As chair of IEEE 1722, the Layer 2 AVB Transport Protocol, Boatright has led the initiative for media interoperability. “A key focus for the IEEE has been to support a wide variety of audio and video formats, raw and compressed. The fact that AVB networks can run multiple, unrelated sample rates and native audio and video formats on the same network presents audio professionals in commercial sound, cinema, nightclubs, houses of worship, performing arts, stadiums/arena, recording, broadcast, tour sound and portable PA with significant performance, integration and economic advantages.”

It is within this new network dynamic that an overriding communications protocol like HiQnet comes into its own. Audio professionals previously only dreamt of the vast array of network diagnostics that can be built into the protocol and reported by a device to the front panel or a system monitoring software application like System Architect.

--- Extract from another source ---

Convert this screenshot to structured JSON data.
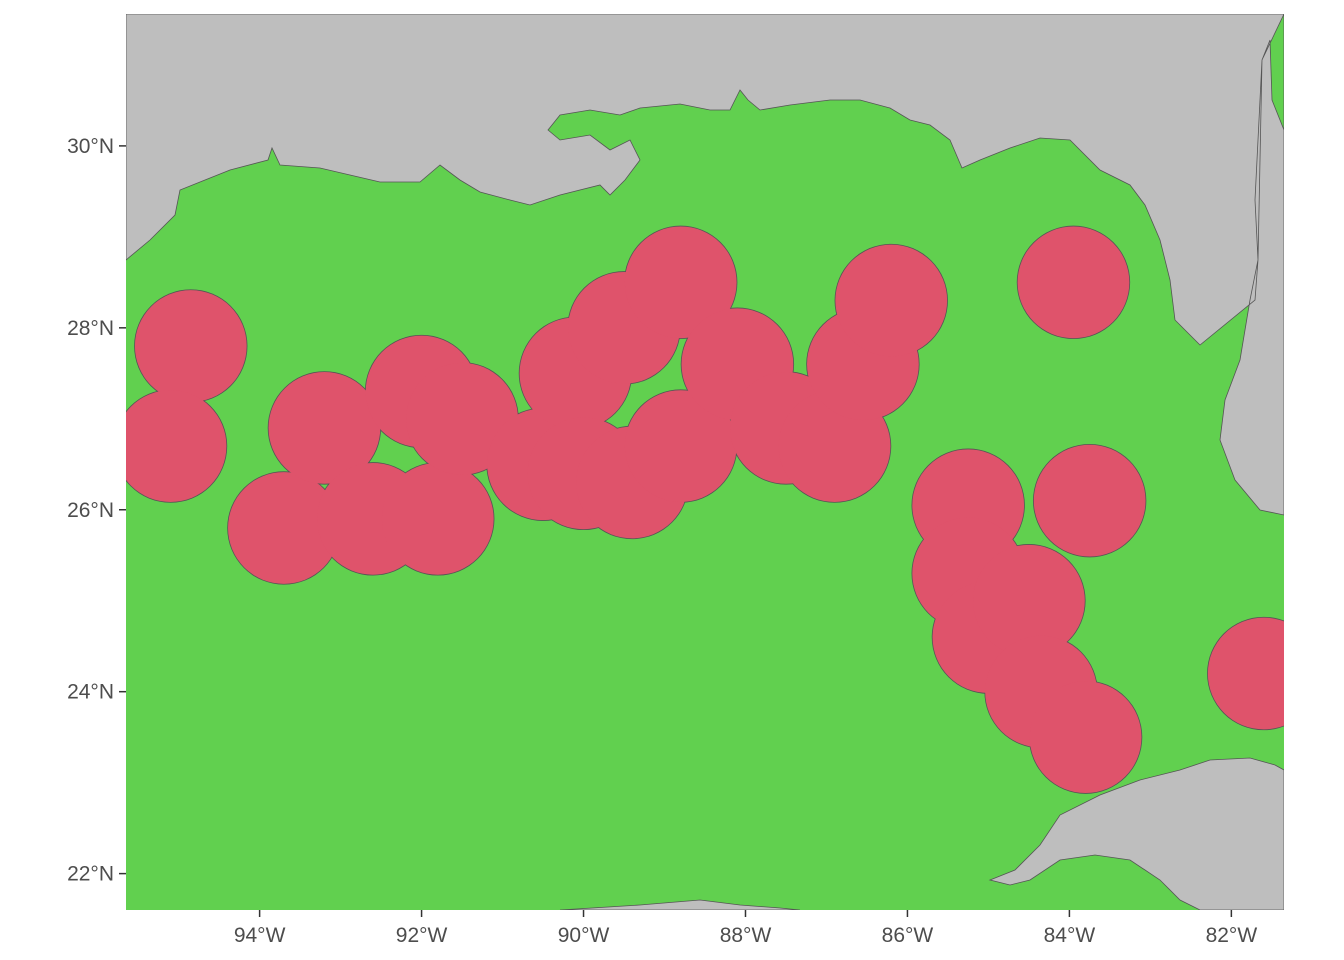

“Technologically, AVB stands on its own and is really the next generation of networking technology for our industry,” MacDonald concludes. “But what is truly unique and especially compelling is the cost-per-node economies of scale that come from partnership with IEEE and the semiconductor companies, consumer electronics companies and PC manufacturers. This will finally make networked audio and video second nature to us all! “

While we may never be able to change the properties of the air we breathe, AVB certainly looks primed to change the networking world we inhabit. And as if that’s not enough, the really good news? It’s closer than you might think.